No final da conferência no Oceanário, Mariza deu um concerto privado

António Bernardo

Soluções com o dedo da robótica e da inteligência artificial marcam as mudanças na era mais digital de sempre

Rute Barbedo

Já não se espera que a magia saia de cartolas mas sim das novas tecnologias de informação, porque os consumidores exigem, cada vez mais, que as empresas antecipem os seus desejos. E isto está a transformar o mundo empresarial, acreditam os oradores da conferência New IT — Power the Future, promovida pelo Expresso e pela Accenture, que decorreu a semana passada no Oceanário de Lisboa. “Todos os negócios estão a tornar-se negócios de software; é uma questão de sobrevivência”, sumarizou Yves Bernaert, líder da Accenture Technology para a Europa, África e América Latina.

Olha o robô
Exagerado? Talvez não, se considerarmos empresas como a Amazon, que começou por vender livros e hoje concentra uma base de serviços contratáveis desde a carpintaria até aulas de piano; ou a Tesla, uma fabricante de automóveis que pôs um pé no sector da energia com a criação de coletores de radiação solar (Tesla Roof) aptos a alimentar a sua Powerwall. O expoente máximo chega do Oriente, sob a figura humanoide da estrela pop Hatsune Miku, um holograma que esgota salas de concerto desde o Japão até aos Estados Unidos. Aos que acreditam que estes exemplos são uma parte mínima da realidade, Ben Goertzel, da Hanson Robotics (especializada no fabrico de robôs como Sophia, que foi entrevistada no mês passado pela CBS News), responde o seguinte: “Há alguns anos, pensar num computador era um absurdo e agora eles fazem parte de tudo. Hoje, podemos pensar o mesmo sobre os robôs.”

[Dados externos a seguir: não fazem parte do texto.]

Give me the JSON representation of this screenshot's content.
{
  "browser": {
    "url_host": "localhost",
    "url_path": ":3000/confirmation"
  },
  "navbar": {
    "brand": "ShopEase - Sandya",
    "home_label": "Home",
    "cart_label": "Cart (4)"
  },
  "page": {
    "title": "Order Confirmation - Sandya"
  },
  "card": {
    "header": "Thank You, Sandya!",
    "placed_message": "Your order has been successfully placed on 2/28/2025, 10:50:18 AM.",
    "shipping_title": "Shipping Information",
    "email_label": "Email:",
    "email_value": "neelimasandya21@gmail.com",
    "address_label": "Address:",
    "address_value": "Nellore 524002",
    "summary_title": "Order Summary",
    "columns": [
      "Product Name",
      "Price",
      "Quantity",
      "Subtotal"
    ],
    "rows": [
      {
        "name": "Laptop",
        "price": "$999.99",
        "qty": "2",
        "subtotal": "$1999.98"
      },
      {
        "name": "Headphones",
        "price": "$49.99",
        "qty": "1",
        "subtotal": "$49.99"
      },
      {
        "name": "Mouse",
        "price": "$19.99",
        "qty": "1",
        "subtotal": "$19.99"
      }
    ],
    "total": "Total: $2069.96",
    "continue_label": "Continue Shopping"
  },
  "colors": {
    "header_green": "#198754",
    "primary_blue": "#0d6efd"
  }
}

Mas não são apenas os gigantes da tecnologia a disputar esta corrida. Na era digital, “as formigas estão a comer os elefantes”, sublinha Pedro Lopes, diretor-administrativo da Accenture Technology, referindo-se à ascensão da filosofia startup, que é capaz de personalizar a oferta, porque analisa o “cliente não na perspetiva de um sector mas pelo seu estilo de vida”. “Os novos players digitais têm uma agilidade e flexibilidade que a maioria das empresas não tem”, considera.

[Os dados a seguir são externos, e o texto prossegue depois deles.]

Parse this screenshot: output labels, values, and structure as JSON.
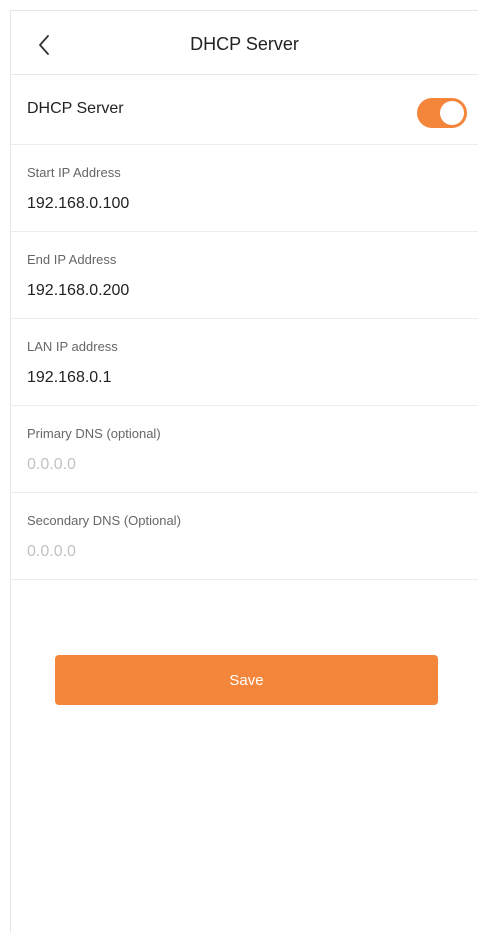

As novas tecnologias aplicadas a empresas portuguesas marcaram o segundo painel, em que estiveram representantes da EDP, NOS e Fidelidade

As novas tecnologias aplicadas a empresas portuguesas marcaram o segundo painel, em que estiveram representantes da EDP, NOS e Fidelidade

As novas tecnologias de informação atravessam, assim, as diferentes áreas de negócio, fazendo irremediavelmente parte dele. Já não são as empresas a fabricar para o exterior soluções digitais mas a incorporá-las no seu funcionamento. “Temos de parar de pensar em apps e em websites para pensarmos em serviços. O importante não é a tecnologia em si mas o ponto de inflexão psicológica do consumidor, em que ele fica feliz ao interagir com ela”, resumiu Mark Curtis, cofundador da agência de design Fjord. É também nesses “micromomentos” que a inovação poderá manifestar-se com mais força. “Hoje, as decisões podem ser comandadas pela voz, mas, no futuro, poderá ser porque o ritmo cardíaco se altera ou porque entramos num quarto ou num automóvel” e a tal magia acontece, exemplificou.

“Capturar o valor do digital”
O momento atual é “uma oportunidade para repensar como estamos a conduzir os negócios”, defende Andra Keay, diretora-administrativa da Silicon Valley Robotics, que aconselha a olhar para “as grandes mudanças” e a não “subestimar os impactos a longo prazo”, que deverão ser sentidos perto das nossas casas e até em áreas como a agricultura, com a entrada em cena de veículos autónomos, dotados de inteligência artificial.

No plano da prestação de serviços, o relacionamento com os clientes; a automação e robotização dos processos (como acontece em alguns call centres, em que o atendimento é executado por assistentes virtuais); o equilíbrio entre os ativos físicos e a internet; e a aplicação de ferramentas de análise estatística (analytics) e de gestão de megadados (big data) são centrais no estudo de como os negócios se podem “transformar para capturar o valor do digital”, nas palavras de José Gonçalves, presidente da Accenture Portugal.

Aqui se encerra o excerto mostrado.